But when I started finding out about the communication between poets through self-published literature, that’s when I became really involved and interested in the history and all the people involved with it. And by the ability to tour across the United States with Sonic Youth, I could go to every college town, and go to the local bookstores – second-hand bookstores – and go into the dusty poetry section and go to the end of the alphabet where they would have the anthologies or whatever, and invariably there would be some boxes of stapled mimeos from the 60s. I began amassing this collection and finding out about the different imprints and different writers that were associated with them, and just seeing all this activity of writing and communication between poets from different regions of the United States.
I was really into learning through investigation, pure investigation. I knew a couple other people who were interested in this stuff, and we would powwow about it, but I didn’t know the writers. So I started going to the Poetry Project at St. Mark’s, when I could, even though I didn’t live in town anymore. And I missed everything – I missed all of Eileen Myles’ running the programs there, being the director there, I missed all of Bernadette Mayer’s era, it was like God, what a fool I was, for missing it. But I just really did not know any better – it’s just this nostalgia for something that I didn’t know existed. But I turned Bernadette Mayer, and Eileen Myles, and Clark Coolidge, and all these people – they became my rock n roll stars, in a way. And it was very private for me. [laughs] So I would go see these people, and I would go up to Clark Coolidge with some of his earlier stapled stuff and have him sign it or whatever, and they’d always look at me like – where’d you get this? Who are you? And I was like, this kid. And some would know who the band was, and they’re just like why is the guy from Sonic Youth asking me to sign this completely obscure publication.

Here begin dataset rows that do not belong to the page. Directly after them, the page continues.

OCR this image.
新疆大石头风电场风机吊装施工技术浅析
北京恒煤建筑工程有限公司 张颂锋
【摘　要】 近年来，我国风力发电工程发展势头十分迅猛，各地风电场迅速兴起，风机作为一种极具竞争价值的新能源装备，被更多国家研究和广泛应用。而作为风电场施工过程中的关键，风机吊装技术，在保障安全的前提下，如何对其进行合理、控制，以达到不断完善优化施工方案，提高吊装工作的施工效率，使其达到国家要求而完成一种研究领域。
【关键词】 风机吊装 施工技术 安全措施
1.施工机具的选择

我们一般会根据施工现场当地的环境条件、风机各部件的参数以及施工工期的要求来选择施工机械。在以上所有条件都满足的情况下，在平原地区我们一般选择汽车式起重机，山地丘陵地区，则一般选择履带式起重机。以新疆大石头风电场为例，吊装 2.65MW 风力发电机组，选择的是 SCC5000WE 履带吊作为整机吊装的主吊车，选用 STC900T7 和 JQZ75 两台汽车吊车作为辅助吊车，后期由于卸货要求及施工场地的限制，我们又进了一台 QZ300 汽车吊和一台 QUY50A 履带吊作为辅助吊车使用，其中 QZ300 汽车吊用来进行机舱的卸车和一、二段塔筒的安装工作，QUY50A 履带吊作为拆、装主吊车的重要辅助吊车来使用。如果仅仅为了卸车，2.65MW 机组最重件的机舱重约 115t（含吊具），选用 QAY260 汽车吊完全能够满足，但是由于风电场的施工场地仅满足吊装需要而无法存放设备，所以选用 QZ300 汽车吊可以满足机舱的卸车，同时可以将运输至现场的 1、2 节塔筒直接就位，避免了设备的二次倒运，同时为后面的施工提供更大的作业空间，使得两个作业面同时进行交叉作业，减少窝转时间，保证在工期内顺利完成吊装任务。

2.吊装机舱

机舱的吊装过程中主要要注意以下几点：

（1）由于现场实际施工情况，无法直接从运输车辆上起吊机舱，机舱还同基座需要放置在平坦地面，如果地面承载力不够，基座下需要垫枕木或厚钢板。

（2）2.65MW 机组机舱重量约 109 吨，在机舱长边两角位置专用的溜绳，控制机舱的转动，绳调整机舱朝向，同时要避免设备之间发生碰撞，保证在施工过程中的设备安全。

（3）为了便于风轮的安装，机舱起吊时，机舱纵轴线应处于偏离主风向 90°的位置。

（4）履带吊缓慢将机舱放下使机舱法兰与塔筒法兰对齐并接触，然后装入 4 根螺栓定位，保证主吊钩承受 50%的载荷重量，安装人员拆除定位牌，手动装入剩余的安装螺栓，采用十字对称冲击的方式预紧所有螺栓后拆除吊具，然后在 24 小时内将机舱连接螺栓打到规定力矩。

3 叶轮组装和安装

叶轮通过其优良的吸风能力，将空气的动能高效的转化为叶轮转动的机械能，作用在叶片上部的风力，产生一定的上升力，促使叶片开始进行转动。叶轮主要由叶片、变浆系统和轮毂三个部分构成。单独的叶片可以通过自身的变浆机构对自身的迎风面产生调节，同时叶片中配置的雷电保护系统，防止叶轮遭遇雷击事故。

When I came to the school this week, I brought a couple of documents, and one of them was the 1979 curriculum calendar of student/faculty events at Naropa. And I carried it around with me a little bit, and everybody’s just coming up to me like, can I hold that and look through it, and somebody made a copy of it, and it had such value as an object. I mean, you could talk about 1979 at Naropa, and everybody was like yeah that must’ve been so cool, but to actually see this piece that existed from then, and it exists in this kind of living state, in a way. You know, it’s kind of faded, it’s kind of sunburnt, it’s been handled a little bit, which gives it this sense of time, but it’s like there’s a certain sort of gleaning that comes from this actual document of paper, that comes from that period. So I found that really interesting, and I brought a production piece from the workshop here in 1974. It was a series of broadsides, one of which was Anne’s, in this die-cut folder that was stitched together, in an edition of 46 copies or something like that. All numbered, which I had found in some bookstore amongst a bunch of other papers, and it cost pennies. I brought that here too, and I showed it at the panel. But that’s all anybody wanted to talk about afterwards, like can I see that, can I hold it, can I touch it, can I see it. So for me, the importance of the life – devoting yourself to the life of being a poet, to me there is such an importance to the history of what that is, and with the actual production and documentation of work that existed…and I never knew what kind of value to put towards what I was doing as an archivist of this stuff. So it’s kind of wonderful, in a way.
KI: Now that you have this archive, do you think that will serve a purpose for future generations?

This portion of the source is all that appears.